Mental illness refers to a variety of conditions that affect your mood or behavior, feelings or thinking. Mental illnesses can occur occasionally, while others are chronic and long-lasting. Common mental illnesses include anxiety, depression, schizophrenia and bipolar disorder.

Mental illness is more prevalent than you might think. According to the Centers for Disease Control and Prevention, 1 in 5 U.S. adults will experience a mental illness in any given year, and more than 50% will experience mental illness at some point in their life.

Why is mental well-being important?

Your mental well-being is tied directly to your physical health. Individuals with poor mental health or untreated mental illness are at risk of developing many chronic conditions like Type 2 diabetes, stroke, heart disease and obesity.

Poor mental health can also cause negative effects in your work life as well as in your social life. If you have poor mental health, you may experience productivity issues at work and may experience withdrawal or feelings of loneliness.

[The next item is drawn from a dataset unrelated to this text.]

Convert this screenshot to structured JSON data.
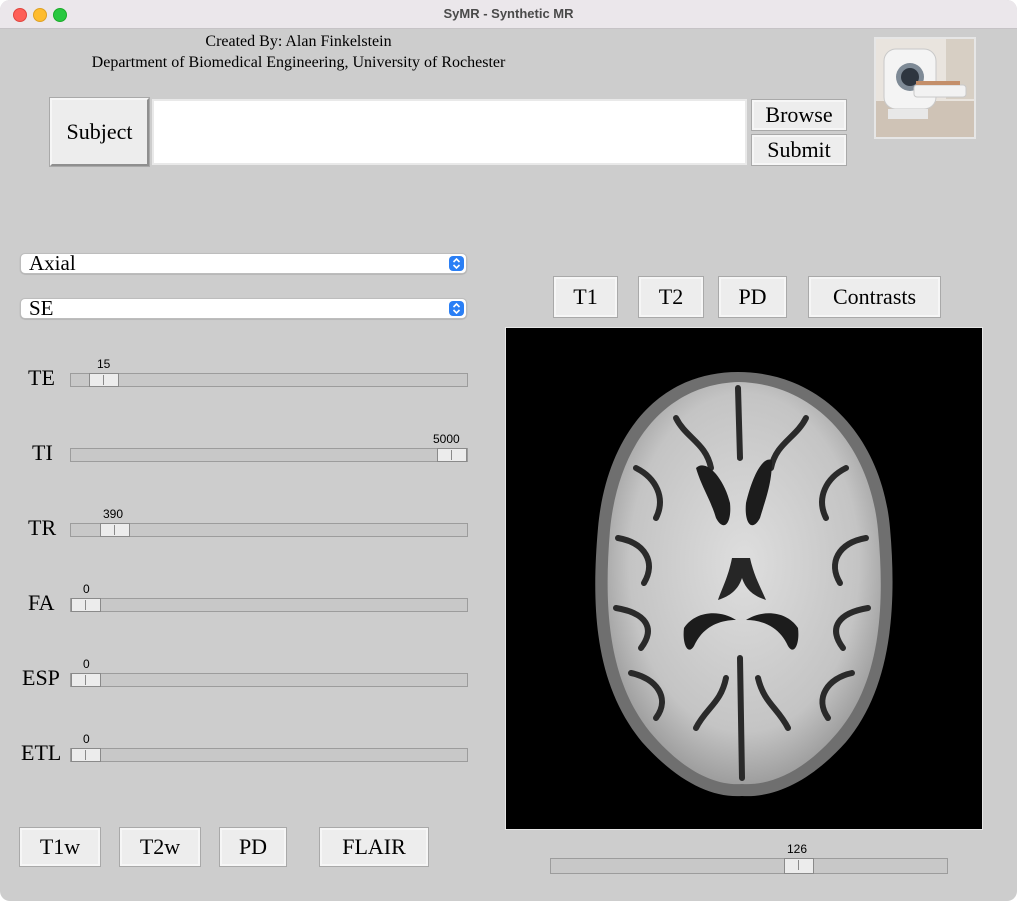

How can you improve your mental well-being?

Because it’s such a crucial component of your health, it’s important to focus on maintaining or improving your mental health. Here are three simple ways to do so every day:

  1. Express gratitude. Taking five minutes a day to write down the things that you are grateful for has been proven to lower stress levels and can help you change your mindset from negative to positive.
  2. Get exercise. You probably hear all the time how beneficial exercise is to your overall health, but it’s true. Exercising can improve brain function, reduce anxiety and improve your self-image.
  3. Get a good night’s sleep. Strive for seven to eight hours of sleep a night to improve your mental health.